We need engineers and ophthalmologists, entrepreneurs and pharmacology researchers - but instead we're getting more car groomers and retail supervisors.

These occupations fulfil a useful role in the community but they could be undertaken by any of New Zealand's thousands of currently unemployed.

People who have more highly valued skills gained at bachelor level in the university system such as hospital nurses, computer programmers and horticultural scientists are at the skill level that I'd expect from a migrant.

No one should be alarmed by the pause we are proposing.

Right now immigration on a per capita basis is running at a rate twice that of Australia, even greater compared to the UK, USA, Canada and France.

Even with the changes, all else being equal, we will still be ahead of Australia.

We need to get the balance right, take a breather, and make sure immigration is once again a win-win for all of us.

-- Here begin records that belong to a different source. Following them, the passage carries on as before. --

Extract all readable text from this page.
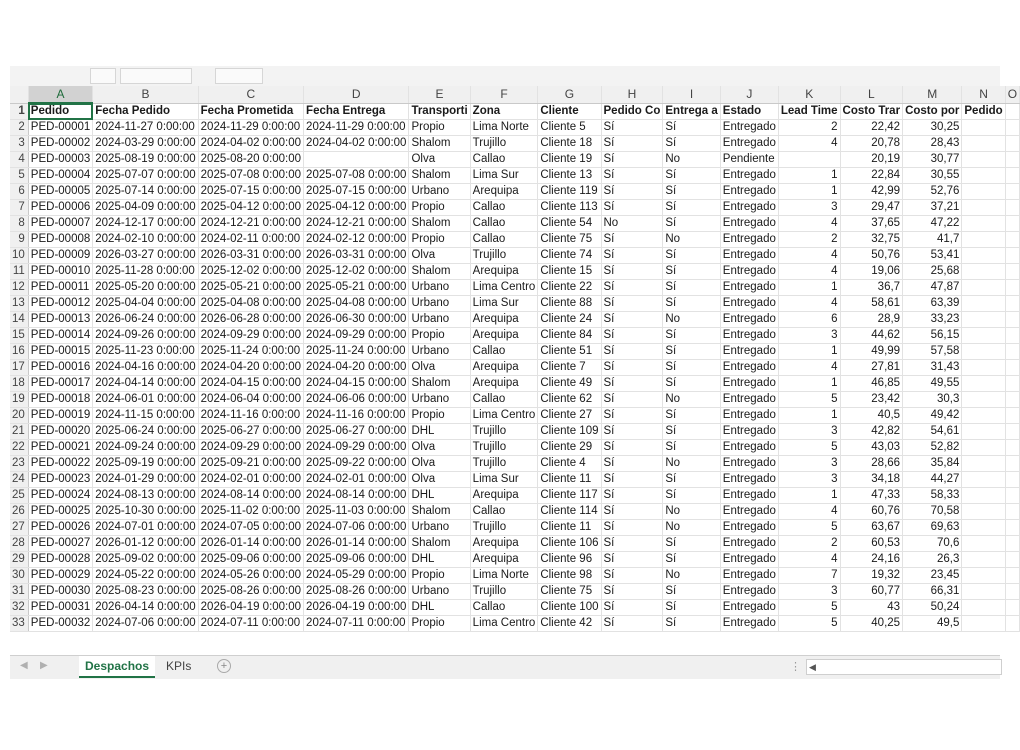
	A	B	C	D	E	F	G	H	I	J	K	L	M	N	O
1	Pedido	Fecha Pedido	Fecha Prometida	Fecha Entrega	Transporti	Zona	Cliente	Pedido Co	Entrega a	Estado	Lead Time	Costo Trar	Costo por	Pedido	
2	PED-00001	2024-11-27 0:00:00	2024-11-29 0:00:00	2024-11-29 0:00:00	Propio	Lima Norte	Cliente 5	Sí	Sí	Entregado	2	22,42	30,25		
3	PED-00002	2024-03-29 0:00:00	2024-04-02 0:00:00	2024-04-02 0:00:00	Shalom	Trujillo	Cliente 18	Sí	Sí	Entregado	4	20,78	28,43		
4	PED-00003	2025-08-19 0:00:00	2025-08-20 0:00:00		Olva	Callao	Cliente 19	Sí	No	Pendiente		20,19	30,77		
5	PED-00004	2025-07-07 0:00:00	2025-07-08 0:00:00	2025-07-08 0:00:00	Shalom	Lima Sur	Cliente 13	Sí	Sí	Entregado	1	22,84	30,55		
6	PED-00005	2025-07-14 0:00:00	2025-07-15 0:00:00	2025-07-15 0:00:00	Urbano	Arequipa	Cliente 119	Sí	Sí	Entregado	1	42,99	52,76		
7	PED-00006	2025-04-09 0:00:00	2025-04-12 0:00:00	2025-04-12 0:00:00	Propio	Callao	Cliente 113	Sí	Sí	Entregado	3	29,47	37,21		
8	PED-00007	2024-12-17 0:00:00	2024-12-21 0:00:00	2024-12-21 0:00:00	Shalom	Callao	Cliente 54	No	Sí	Entregado	4	37,65	47,22		
9	PED-00008	2024-02-10 0:00:00	2024-02-11 0:00:00	2024-02-12 0:00:00	Propio	Callao	Cliente 75	Sí	No	Entregado	2	32,75	41,7		
10	PED-00009	2026-03-27 0:00:00	2026-03-31 0:00:00	2026-03-31 0:00:00	Olva	Trujillo	Cliente 74	Sí	Sí	Entregado	4	50,76	53,41		
11	PED-00010	2025-11-28 0:00:00	2025-12-02 0:00:00	2025-12-02 0:00:00	Shalom	Arequipa	Cliente 15	Sí	Sí	Entregado	4	19,06	25,68		
12	PED-00011	2025-05-20 0:00:00	2025-05-21 0:00:00	2025-05-21 0:00:00	Urbano	Lima Centro	Cliente 22	Sí	Sí	Entregado	1	36,7	47,87		
13	PED-00012	2025-04-04 0:00:00	2025-04-08 0:00:00	2025-04-08 0:00:00	Urbano	Lima Sur	Cliente 88	Sí	Sí	Entregado	4	58,61	63,39		
14	PED-00013	2026-06-24 0:00:00	2026-06-28 0:00:00	2026-06-30 0:00:00	Urbano	Arequipa	Cliente 24	Sí	No	Entregado	6	28,9	33,23		
15	PED-00014	2024-09-26 0:00:00	2024-09-29 0:00:00	2024-09-29 0:00:00	Propio	Arequipa	Cliente 84	Sí	Sí	Entregado	3	44,62	56,15		
16	PED-00015	2025-11-23 0:00:00	2025-11-24 0:00:00	2025-11-24 0:00:00	Urbano	Callao	Cliente 51	Sí	Sí	Entregado	1	49,99	57,58		
17	PED-00016	2024-04-16 0:00:00	2024-04-20 0:00:00	2024-04-20 0:00:00	Olva	Arequipa	Cliente 7	Sí	Sí	Entregado	4	27,81	31,43		
18	PED-00017	2024-04-14 0:00:00	2024-04-15 0:00:00	2024-04-15 0:00:00	Shalom	Arequipa	Cliente 49	Sí	Sí	Entregado	1	46,85	49,55		
19	PED-00018	2024-06-01 0:00:00	2024-06-04 0:00:00	2024-06-06 0:00:00	Urbano	Callao	Cliente 62	Sí	No	Entregado	5	23,42	30,3		
20	PED-00019	2024-11-15 0:00:00	2024-11-16 0:00:00	2024-11-16 0:00:00	Propio	Lima Centro	Cliente 27	Sí	Sí	Entregado	1	40,5	49,42		
21	PED-00020	2025-06-24 0:00:00	2025-06-27 0:00:00	2025-06-27 0:00:00	DHL	Trujillo	Cliente 109	Sí	Sí	Entregado	3	42,82	54,61		
22	PED-00021	2024-09-24 0:00:00	2024-09-29 0:00:00	2024-09-29 0:00:00	Olva	Trujillo	Cliente 29	Sí	Sí	Entregado	5	43,03	52,82		
23	PED-00022	2025-09-19 0:00:00	2025-09-21 0:00:00	2025-09-22 0:00:00	Olva	Trujillo	Cliente 4	Sí	No	Entregado	3	28,66	35,84		
24	PED-00023	2024-01-29 0:00:00	2024-02-01 0:00:00	2024-02-01 0:00:00	Olva	Lima Sur	Cliente 11	Sí	Sí	Entregado	3	34,18	44,27		
25	PED-00024	2024-08-13 0:00:00	2024-08-14 0:00:00	2024-08-14 0:00:00	DHL	Arequipa	Cliente 117	Sí	Sí	Entregado	1	47,33	58,33		
26	PED-00025	2025-10-30 0:00:00	2025-11-02 0:00:00	2025-11-03 0:00:00	Shalom	Callao	Cliente 114	Sí	No	Entregado	4	60,76	70,58		
27	PED-00026	2024-07-01 0:00:00	2024-07-05 0:00:00	2024-07-06 0:00:00	Urbano	Trujillo	Cliente 11	Sí	No	Entregado	5	63,67	69,63		
28	PED-00027	2026-01-12 0:00:00	2026-01-14 0:00:00	2026-01-14 0:00:00	Shalom	Arequipa	Cliente 106	Sí	Sí	Entregado	2	60,53	70,6		
29	PED-00028	2025-09-02 0:00:00	2025-09-06 0:00:00	2025-09-06 0:00:00	DHL	Arequipa	Cliente 96	Sí	Sí	Entregado	4	24,16	26,3		
30	PED-00029	2024-05-22 0:00:00	2024-05-26 0:00:00	2024-05-29 0:00:00	Propio	Lima Norte	Cliente 98	Sí	No	Entregado	7	19,32	23,45		
31	PED-00030	2025-08-23 0:00:00	2025-08-26 0:00:00	2025-08-26 0:00:00	Urbano	Trujillo	Cliente 75	Sí	Sí	Entregado	3	60,77	66,31		
32	PED-00031	2026-04-14 0:00:00	2026-04-19 0:00:00	2026-04-19 0:00:00	DHL	Callao	Cliente 100	Sí	Sí	Entregado	5	43	50,24		
33	PED-00032	2024-07-06 0:00:00	2024-07-11 0:00:00	2024-07-11 0:00:00	Propio	Lima Centro	Cliente 42	Sí	Sí	Entregado	5	40,25	49,5		
◀ ▶	Despachos	KPIs	+	⋮ ◀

On the other side of the coin, it is worth noting that cultural differences can change the way in which policy matters are perceived within migrant communities and equally, the way they attend issues can be different.

For example, some Asian community members said they would oppose Labour's immigration policy because of our undertaking to double the refugee quota.

They confused migrants (managed by Immigration New Zealand) and refugees (mandated by the United Nations).

Sadly, in some of the cases, they appeared to have likened refugees to terrorists.

While that is a different issue, it may serve as a good reminder: what kind of bipartisan approach do we need to take to ensure that we welcome high quality migrants and also assist them with becoming valued New Zealanders who share our Kiwi values and our Kiwi spirit?

• Raymond Huo is a Labour List MP. After serving two terms he was a partner in an Auckland-based law firm before his recent return to Parliament.